CVE-2023-49321

Vulnerability

A denial-of-service vulnerability exists in multiple WithSecure products where scanning a crafted (fuzzed) file takes an excessively long time, causing the scanner to hang [1]. Affected versions include WithSecure Client Security 15, WithSecure Server Security 15, WithSecure Email and Server Security 15, WithSecure Elements Endpoint Protection 17 and later, WithSecure Client Security for Mac 15, WithSecure Elements Endpoint Protection for Mac 17 and later, WithSecure Linux Security 64 12.0, WithSecure Linux Protection 12.0, and WithSecure Atlant 1.0.35-1 [1]. The file itself is not malicious in the traditional sense, but its structure triggers pathological processing in the scanner engine.

Exploitation

An attacker can trigger the vulnerability remotely by sending or uploading a specially crafted file to a target system that is monitored by an affected WithSecure product [1]. No authentication or special privileges are required to deliver the file; the scanner processes the file upon access or scheduled scan, causing it to enter a hang state. The attack does not require user interaction beyond normal file operations.

Impact

Successful exploitation results in a denial of service on the scanner component, preventing legitimate scans and potentially blocking the host from being updated or checked for threats.

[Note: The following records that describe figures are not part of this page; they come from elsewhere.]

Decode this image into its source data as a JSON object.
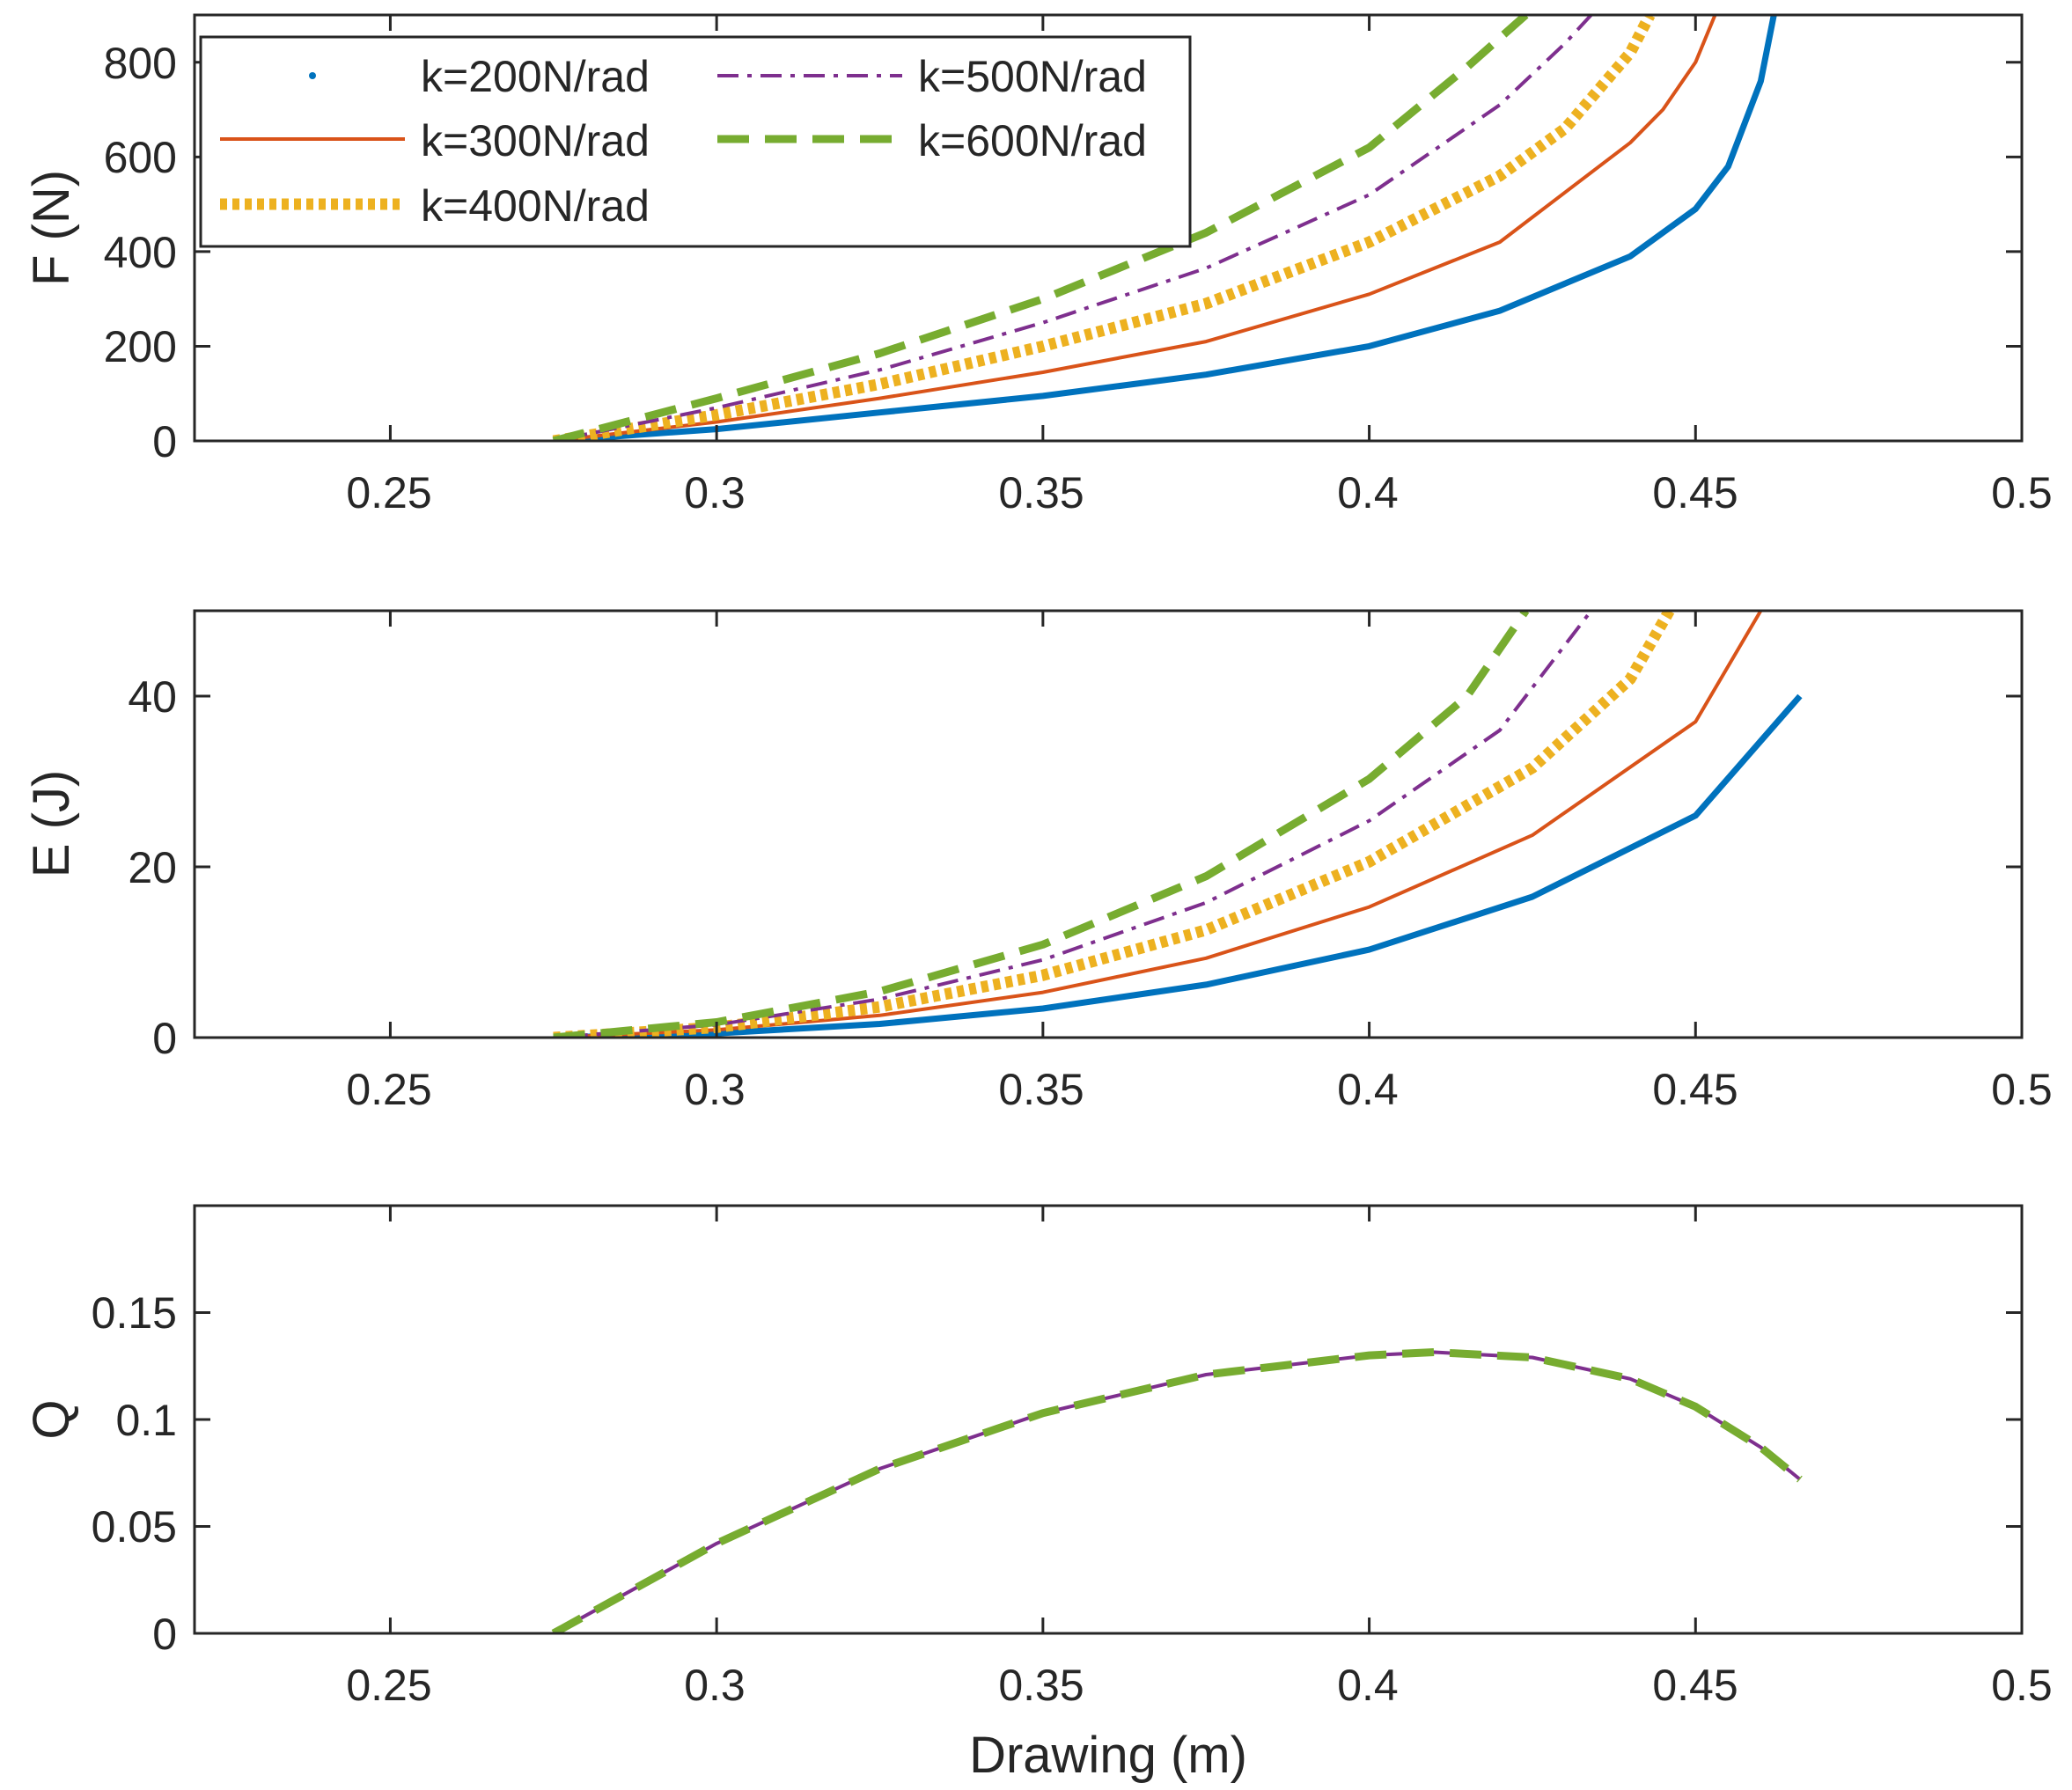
{
  "chart_data": [
    {
      "type": "line",
      "panel": "force",
      "xlabel": "",
      "ylabel": "F (N)",
      "xlim": [
        0.22,
        0.5
      ],
      "ylim": [
        0,
        900
      ],
      "xticks": [
        0.25,
        0.3,
        0.35,
        0.4,
        0.45,
        0.5
      ],
      "xtick_labels": [
        "0.25",
        "0.3",
        "0.35",
        "0.4",
        "0.45",
        "0.5"
      ],
      "yticks": [
        0,
        200,
        400,
        600,
        800
      ],
      "ytick_labels": [
        "0",
        "200",
        "400",
        "600",
        "800"
      ],
      "legend": "top-left",
      "series": [
        {
          "name": "k=200N/rad",
          "color": "#0072BD",
          "style": "solid",
          "width": 7,
          "x": [
            0.275,
            0.3,
            0.325,
            0.35,
            0.375,
            0.4,
            0.42,
            0.44,
            0.45,
            0.455,
            0.46,
            0.462
          ],
          "y": [
            0,
            25,
            60,
            95,
            140,
            200,
            275,
            390,
            490,
            580,
            760,
            900
          ]
        },
        {
          "name": "k=300N/rad",
          "color": "#D95319",
          "style": "solid",
          "width": 4,
          "x": [
            0.275,
            0.3,
            0.325,
            0.35,
            0.375,
            0.4,
            0.42,
            0.44,
            0.445,
            0.45,
            0.453
          ],
          "y": [
            0,
            40,
            90,
            145,
            210,
            310,
            420,
            630,
            700,
            800,
            900
          ]
        },
        {
          "name": "k=400N/rad",
          "color": "#EDB120",
          "style": "dotted",
          "width": 13,
          "x": [
            0.275,
            0.3,
            0.325,
            0.35,
            0.375,
            0.4,
            0.42,
            0.43,
            0.44,
            0.443
          ],
          "y": [
            0,
            55,
            120,
            200,
            290,
            420,
            560,
            660,
            820,
            900
          ]
        },
        {
          "name": "k=500N/rad",
          "color": "#7E2F8E",
          "style": "dashdot",
          "width": 4,
          "x": [
            0.275,
            0.3,
            0.325,
            0.35,
            0.375,
            0.4,
            0.42,
            0.43,
            0.434
          ],
          "y": [
            0,
            70,
            150,
            250,
            365,
            520,
            710,
            840,
            900
          ]
        },
        {
          "name": "k=600N/rad",
          "color": "#77AC30",
          "style": "dashed",
          "width": 9,
          "x": [
            0.275,
            0.3,
            0.325,
            0.35,
            0.375,
            0.4,
            0.415,
            0.424
          ],
          "y": [
            0,
            90,
            185,
            300,
            440,
            620,
            790,
            900
          ]
        }
      ]
    },
    {
      "type": "line",
      "panel": "energy",
      "xlabel": "",
      "ylabel": "E (J)",
      "xlim": [
        0.22,
        0.5
      ],
      "ylim": [
        0,
        50
      ],
      "xticks": [
        0.25,
        0.3,
        0.35,
        0.4,
        0.45,
        0.5
      ],
      "xtick_labels": [
        "0.25",
        "0.3",
        "0.35",
        "0.4",
        "0.45",
        "0.5"
      ],
      "yticks": [
        0,
        20,
        40
      ],
      "ytick_labels": [
        "0",
        "20",
        "40"
      ],
      "series": [
        {
          "name": "k=200N/rad",
          "color": "#0072BD",
          "style": "solid",
          "width": 7,
          "x": [
            0.275,
            0.3,
            0.325,
            0.35,
            0.375,
            0.4,
            0.425,
            0.45,
            0.466
          ],
          "y": [
            0,
            0.5,
            1.6,
            3.4,
            6.2,
            10.3,
            16.5,
            26.0,
            40.0
          ]
        },
        {
          "name": "k=300N/rad",
          "color": "#D95319",
          "style": "solid",
          "width": 4,
          "x": [
            0.275,
            0.3,
            0.325,
            0.35,
            0.375,
            0.4,
            0.425,
            0.45,
            0.46
          ],
          "y": [
            0,
            0.9,
            2.6,
            5.3,
            9.3,
            15.3,
            23.7,
            37.0,
            50.0
          ]
        },
        {
          "name": "k=400N/rad",
          "color": "#EDB120",
          "style": "dotted",
          "width": 13,
          "x": [
            0.275,
            0.3,
            0.325,
            0.35,
            0.375,
            0.4,
            0.425,
            0.44,
            0.446
          ],
          "y": [
            0,
            1.2,
            3.6,
            7.3,
            12.6,
            20.6,
            31.6,
            42.0,
            50.0
          ]
        },
        {
          "name": "k=500N/rad",
          "color": "#7E2F8E",
          "style": "dashdot",
          "width": 4,
          "x": [
            0.275,
            0.3,
            0.325,
            0.35,
            0.375,
            0.4,
            0.42,
            0.434
          ],
          "y": [
            0,
            1.5,
            4.5,
            9.1,
            15.8,
            25.4,
            36.0,
            50.0
          ]
        },
        {
          "name": "k=600N/rad",
          "color": "#77AC30",
          "style": "dashed",
          "width": 9,
          "x": [
            0.275,
            0.3,
            0.325,
            0.35,
            0.375,
            0.4,
            0.415,
            0.424
          ],
          "y": [
            0,
            1.8,
            5.4,
            10.9,
            18.9,
            30.3,
            40.0,
            50.0
          ]
        }
      ]
    },
    {
      "type": "line",
      "panel": "efficiency",
      "xlabel": "Drawing (m)",
      "ylabel": "Q",
      "xlim": [
        0.22,
        0.5
      ],
      "ylim": [
        0,
        0.2
      ],
      "xticks": [
        0.25,
        0.3,
        0.35,
        0.4,
        0.45,
        0.5
      ],
      "xtick_labels": [
        "0.25",
        "0.3",
        "0.35",
        "0.4",
        "0.45",
        "0.5"
      ],
      "yticks": [
        0,
        0.05,
        0.1,
        0.15
      ],
      "ytick_labels": [
        "0",
        "0.05",
        "0.1",
        "0.15"
      ],
      "series": [
        {
          "name": "k=500N/rad",
          "color": "#7E2F8E",
          "style": "solid",
          "width": 4,
          "x": [
            0.275,
            0.3,
            0.325,
            0.35,
            0.375,
            0.4,
            0.41,
            0.425,
            0.44,
            0.45,
            0.46,
            0.466
          ],
          "y": [
            0,
            0.042,
            0.077,
            0.103,
            0.121,
            0.13,
            0.1315,
            0.129,
            0.119,
            0.106,
            0.087,
            0.072
          ]
        },
        {
          "name": "k=600N/rad",
          "color": "#77AC30",
          "style": "dashed",
          "width": 9,
          "x": [
            0.275,
            0.3,
            0.325,
            0.35,
            0.375,
            0.4,
            0.41,
            0.425,
            0.44,
            0.45,
            0.46,
            0.466
          ],
          "y": [
            0,
            0.042,
            0.077,
            0.103,
            0.121,
            0.13,
            0.1315,
            0.129,
            0.119,
            0.106,
            0.087,
            0.072
          ]
        }
      ]
    }
  ]
}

This can leave the system unprotected or delay detection of actual malware. The hang does not lead to code execution or data corruption, but can disrupt normal security operations.

Mitigation

WithSecure has released security advisories for the affected products [1]. Users should update to fixed versions as specified in the vendor advisory. No workarounds are described in the available references. If the product has reached end of life (EOL), upgrading to a supported version is recommended.